Mother rented a house in Glebe and I started school at Forest Lodge.  I was happy there, as I made one very close friend called Ruth.  My favourite thing to do when I got home from school was to ride my scooter down the gently sloping path in Jubilee Park.  Ruth told me I was too old to ride a scooter but I loved the feeling of speed and the wind in my hair. I remember one day when I was in sixth class rushing in the front door, telling my mother excitedly about my promotion in the netball team.  She told me to sit down and listen.  She said that times were hard and dressmaking jobs were scarce so we were moving to Queensland.  She had a job at a cattle station as a housekeeper and cook so there would be food, accommodation and some money as well.  I didn’t realise that the cattle station was a long way from the nearest town of Charleville.  Nor did I realise the nearest high school was in Roma, hundreds of miles away.

It took several days to travel to Roma by train.  Instead of going to the cattle station, Mother took me to a hostel for students whose homes were a long way from the school.  I hated it.  I didn’t make friends and the food was awful.  I started school at Roma High School but was very unhappy.  In fact, I thought about running away but where would I go?

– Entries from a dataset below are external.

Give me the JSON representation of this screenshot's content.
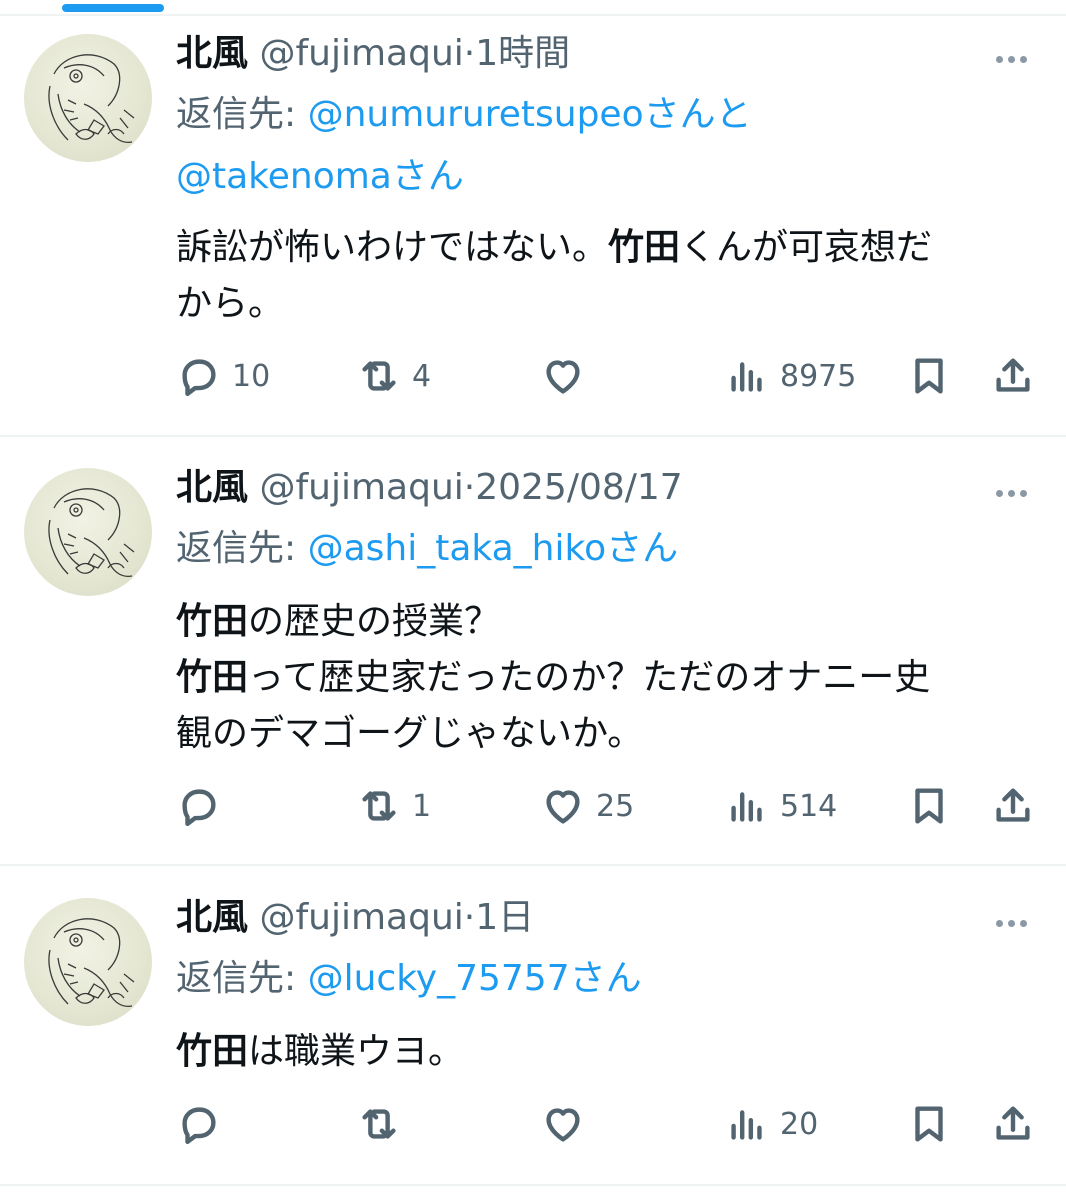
{
  "tweets": [
    {
      "name": "北風",
      "handle": "@fujimaqui",
      "dot": "·",
      "time": "1時間",
      "reply_prefix": "返信先:",
      "mention1": "@numururetsupeo",
      "reply_join": "さんと",
      "mention2": "@takenoma",
      "reply_suffix": "さん",
      "body": [
        {
          "text": "訴訟が怖いわけではない。",
          "bold": false
        },
        {
          "text": "竹田",
          "bold": true
        },
        {
          "text": "くんが可哀想だ",
          "bold": false
        },
        {
          "text": "から。",
          "bold": false
        }
      ],
      "replies": "10",
      "retweets": "4",
      "likes": "",
      "views": "8975"
    },
    {
      "name": "北風",
      "handle": "@fujimaqui",
      "dot": "·",
      "time": "2025/08/17",
      "reply_prefix": "返信先:",
      "mention1": "@ashi_taka_hiko",
      "reply_suffix": "さん",
      "body": [
        {
          "text": "竹田",
          "bold": true
        },
        {
          "text": "の歴史の授業？",
          "bold": false
        },
        {
          "text": "竹田",
          "bold": true
        },
        {
          "text": "って歴史家だったのか？ただのオナニー史",
          "bold": false
        },
        {
          "text": "観のデマゴーグじゃないか。",
          "bold": false
        }
      ],
      "replies": "",
      "retweets": "1",
      "likes": "25",
      "views": "514"
    },
    {
      "name": "北風",
      "handle": "@fujimaqui",
      "dot": "·",
      "time": "1日",
      "reply_prefix": "返信先:",
      "mention1": "@lucky_75757",
      "reply_suffix": "さん",
      "body": [
        {
          "text": "竹田",
          "bold": true
        },
        {
          "text": "は職業ウヨ。",
          "bold": false
        }
      ],
      "replies": "",
      "retweets": "",
      "likes": "",
      "views": "20"
    }
  ],
  "icons": {
    "reply": "reply-icon",
    "retweet": "retweet-icon",
    "like": "heart-icon",
    "views": "views-icon",
    "bookmark": "bookmark-icon",
    "share": "share-icon",
    "more": "more-icon"
  },
  "colors": {
    "accent": "#1d9bf0",
    "text": "#0f1419",
    "secondary": "#536471",
    "divider": "#eff3f4"
  }
}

I sent so many letters to Mother she must have realised that something needed to be done.  One weekend she arrived and took me to a house near the school.  The owner had a spare bedroom and said she would treat me like her own daughter.  At least now I had my own room but I didn’t like the woman at all.  She would make notes if I did anything to displease her and then she would send letters to my mother.  She also expected me to do housework the minute I got home from school and I didn’t think that was part of the agreement so we argued a lot.

It all came to an end when I made a friend.  Like me, he was an outsider.  His parents were Greek and ran the local fish and chip shop. We would walk home from school together and one day the snoopy landlady saw us.  Of course, she wrote to Mother straight away and said I was “boy mad”.  Mother arrived next weekend and decided that as I was almost 15, it was time to leave school and start dressmaking.

I thought I might be living with Mother at the station but a letter arrived to say my father had died and his sister (my aunt) was offering me accommodation while I did my training as a dressmaker.  Before I knew it, I was travelling by train to Williamstown, which I had left nearly ten years earlier.

I am now working at Lucy Secors.  It is a dressmaking firm which employs hundreds of girls, training them from the ground up.  I spend two or three months perfecting each part of a garment.  Starting with seams I progressed to collars and then to sleeves and buttonholes.  It is all very boring.  My aunt and uncle are quiet people, and my cousin is not at all exciting.  

1927 advertisement in “The Home” magazine for Lucy Secor from Circa Vintage Clothing Archive 4th June 2015

So here I am.  Everyone expects me to work my way up through the ranks at Lucy Secors until I become a manager or get married.  I have a good mind to pack it in at the end of the year and go back up to Queensland.  Maybe I can get a job dressmaking with what I have learnt. What does my future hold? I hope it’s a bit more exciting than my life has been so far.  Things have got to get better.